Des acteurs financiers en nombre de plus en plus croissant s’intéressent à ce marché en Afrique, dont les gouvernants, et non les agriculteurs, tirent les ficelles. Le foncier agricole sur le continent est en effet entre les mains de l’État, souvent porté à brader des domaines agricoles pour couvrir ses besoins en cash, réels ou superflus. C’est un domaine où la corruption bat son plein dès qu’un « client » se présente, selon les collectifs paysans qui tentent de résister à la vague. Pour ces opérateurs, le foncier agricole est devenu une valeur refuge : l’investissement y est relativement peu risqué et la rentabilité confortable. La financiarisation du secteur avance au galop, piétinant au passage des cultures vivrières pour leur substituer des cultures d’exportation bien plus rentables.

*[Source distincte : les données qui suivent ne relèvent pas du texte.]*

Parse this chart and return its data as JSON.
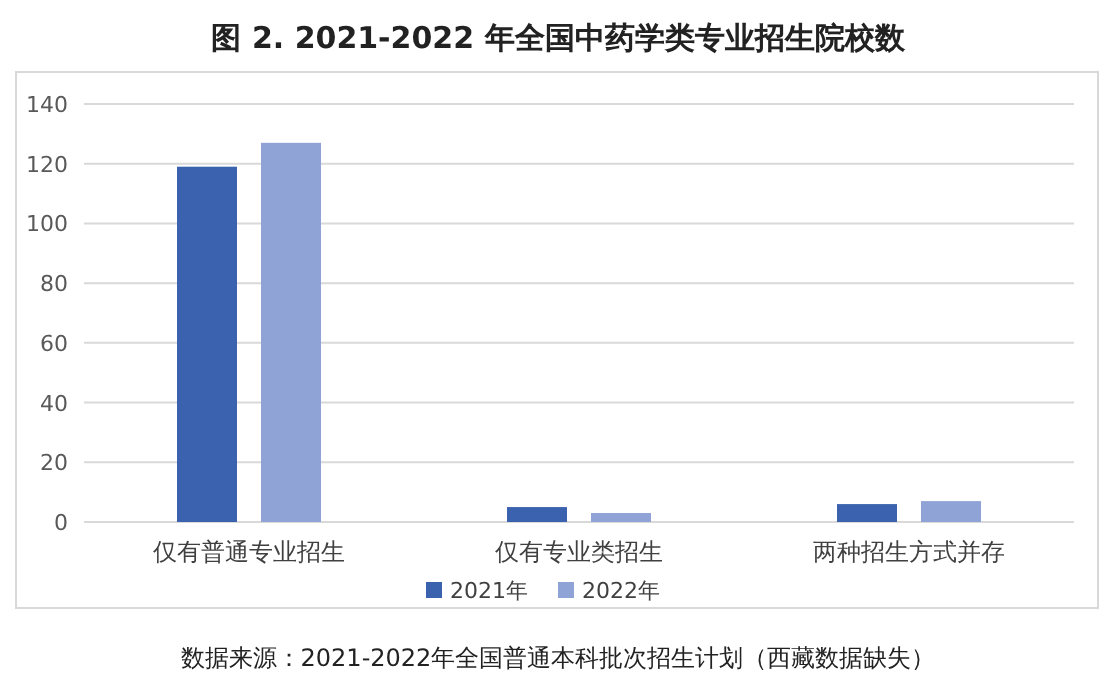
{
  "chart_data": {
    "type": "bar",
    "title": "图 2. 2021-2022 年全国中药学类专业招生院校数",
    "categories": [
      "仅有普通专业招生",
      "仅有专业类招生",
      "两种招生方式并存"
    ],
    "series": [
      {
        "name": "2021年",
        "color": "#3a62ae",
        "values": [
          119,
          5,
          6
        ]
      },
      {
        "name": "2022年",
        "color": "#8fa3d6",
        "values": [
          127,
          3,
          7
        ]
      }
    ],
    "ylim": [
      0,
      140
    ],
    "yticks": [
      0,
      20,
      40,
      60,
      80,
      100,
      120,
      140
    ],
    "grid": "y",
    "legend": "bottom",
    "annotations": [
      "数据来源：2021-2022年全国普通本科批次招生计划（西藏数据缺失）"
    ]
  }
}
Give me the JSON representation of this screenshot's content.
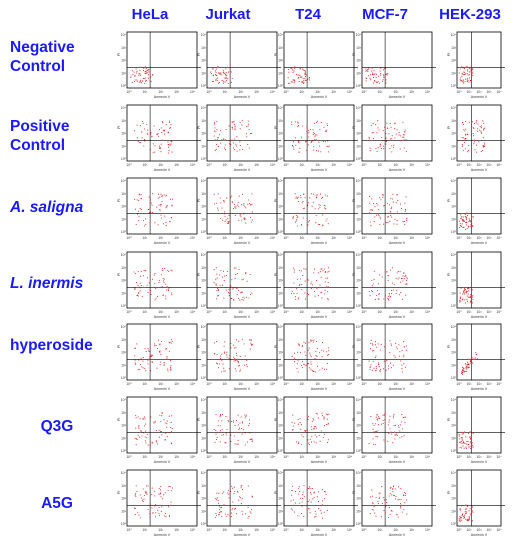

La carence des gouvernants africains n’est pas pour rien dans cette évolution, que certains experts jugent « catastrophique ». Elle met en effet à l’écart paysans et éleveurs en faisant valoir le court terme sur des programmes de développement « gagnant-gagnant » axés sur la conversion des exploitants locaux, leur formation et le transfert des savoir-faire. La plus grande crainte de ces experts est que les terres soient pressurées par leurs nouveaux exploitants agissant du seul point de vue de la rentabilité immédiate pour être rendues stériles à la fin de la concession.
Le député suisse Jean Ziegler a récemment sonné à nouveau l’alarme dans un ouvrage intitulé Destruction massive, géopolitique de la faim (Éd. Le Seuil, 2011, 20,30 euros) Il y démonte les mécanismes diaboliques par lesquels l’Occident enchaîne les peuples du Sud à la pauvreté, à la faim et finalement à une lente agonie. Parmi d’autres mécanismes mortels, il énumère le pillage des côtes poissonneuses par les multinationales et l’inondation des marchés africains de produits agricoles européens subventionnés qui, s’ils font le « bonheur » des élites urbanisées des néo-consommateurs, tuent à petit feu les producteurs locaux promis à une inéluctable clochardisation.